The Raspberry Pi Compute Module 3+ is designed as a drop-in replacement for the existing Raspberry Pi Compute Module 3.
Firms looking to build the low-cost Raspberry Pi computer into products can now buy the Raspberry Pi Compute Module 3+, which runs cooler and offers more storage than its predecessors.
The Raspberry Pi Compute Module 3+ (CM3+), revealed today by Raspberry Pi Trading, is designed as a drop-in replacement for the existing Raspberry Pi Compute Module 3.
Unlike the typical Raspberry Pi Model A and B boards, the Raspberry Pi compute modules are not designed to be used as a home computer, but are slimmer and thinner boards designed to sit inside industrial and consumer appliances.
The Compute Module 3+'s improvements over the Compute Module 3 mean its CPU can sustain its performance for longer periods when under heavy load, says James Adams, COO of Raspberry Pi Trading.
"The CM3+ has better thermal behaviour under load. It has more thermal mass and can draw heat away from the processor faster than CM3," he says, explaining this improved heat spreading means either lower average temperatures or that it takes longer for the CPU to hit 80C and begin reducing its operating speed. The rated ambient temperature range for the CM3+ is also wider, ranging from -20°C to 70°C.
Despite using the same underlying BCM2837B0 system-on-a-chip (SoC) as the Raspberry Pi 3 Model B+, the CM3+ still shares the CM3's 1.2GHz CPU clock speed, a decision Adams says was due to power supply limitations.
The CM3+ also increases the maximum onboard storage, from the 4GB eMMC storage on the Compute Module 3. Instead, the CM3+ is available with a choice of no eMMC storage ($25), 8GB eMMC storage ($30), 16GB eMMC storage ($35), 32GB eMMC storage ($40). The no eMMC storage option, known as CM3+ Lite, brings the SD card interface to the module pins, allowing the user to add an eMMC or SD card of their choice.
Adding more flash memory to the Raspberry Pi Compute Module was "one of the most frequent requests from users and customers", according to Adams.
Adams says the CM3+'s price was designed to be affordable to even the smallest outfits that want to build a product around the board.
"We limit the price so that the "maker in a shed" is not disadvantaged when producing only a few hundred products relative to professionals with much larger production runs," he says.

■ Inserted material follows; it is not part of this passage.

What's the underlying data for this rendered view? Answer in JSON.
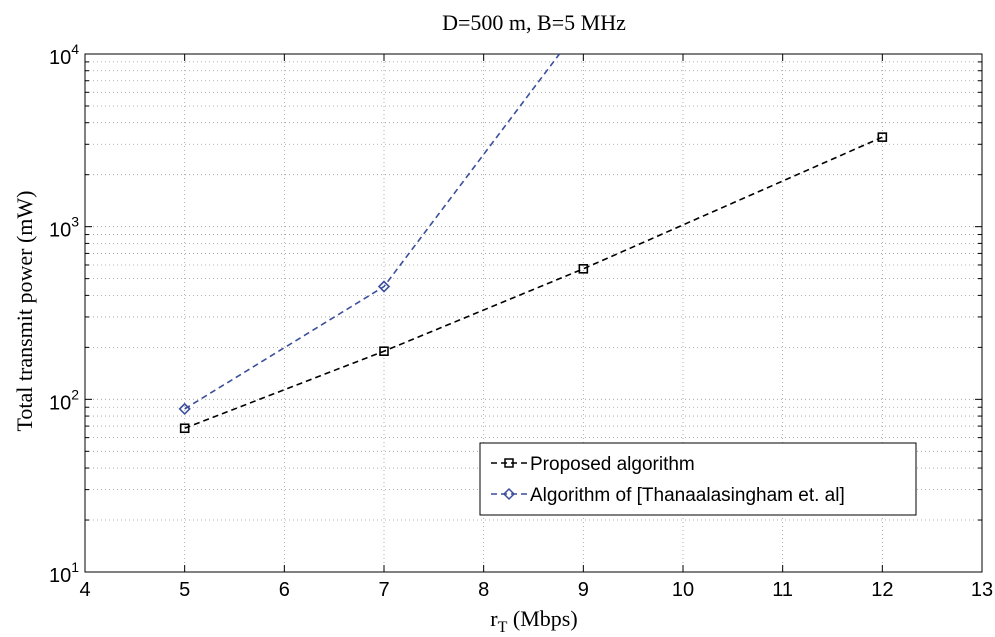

"The Compute Module takes care of the high-tech bits (fine-pitched BGAs, high-speed memory interfaces, and core power supply), allowing the designer to focus on the differentiating features they really care about."
Like its predecessors, the CM3+ is the same size as a DDR2 small outline dual in-line memory module, and is a flat board, as it lacks the populated ports, the bulky USB and HDMI connectors found on the traditional Pi boards.
All of these interfaces are still available on the CM3+, but like earlier CM boards, the CM3+ plugs into a user-created carrier board, via a standard 200-pin DDR2 SODIMM connector, and it is up to the user which ports they chose to expose.
The Compute Module boards also provide more interfaces than the regular Raspberry Pi, supporting two cameras and two displays, as well as extra GPIO (general purpose input-output).
The only change in dimensions in the CM3+ is a very slight increase to the height of the board over the CM3.
The CM3+ is the third Compute Module board, after the earlier CM3 and original Raspberry Pi Compute Module. The boards have been used inside various IoT, home and factory automation products — including NEC digital signs and the industrial-grade Revolution Pi from Kunbus.
Raspberry Pi Trading is also releasing a Compute Module 3+ Development Kit today. This kit contains 1 x Lite and 1 x 32GB CM3+ module, a Compute Module IO board, camera and display adapters, jumper wires, and a programming cable.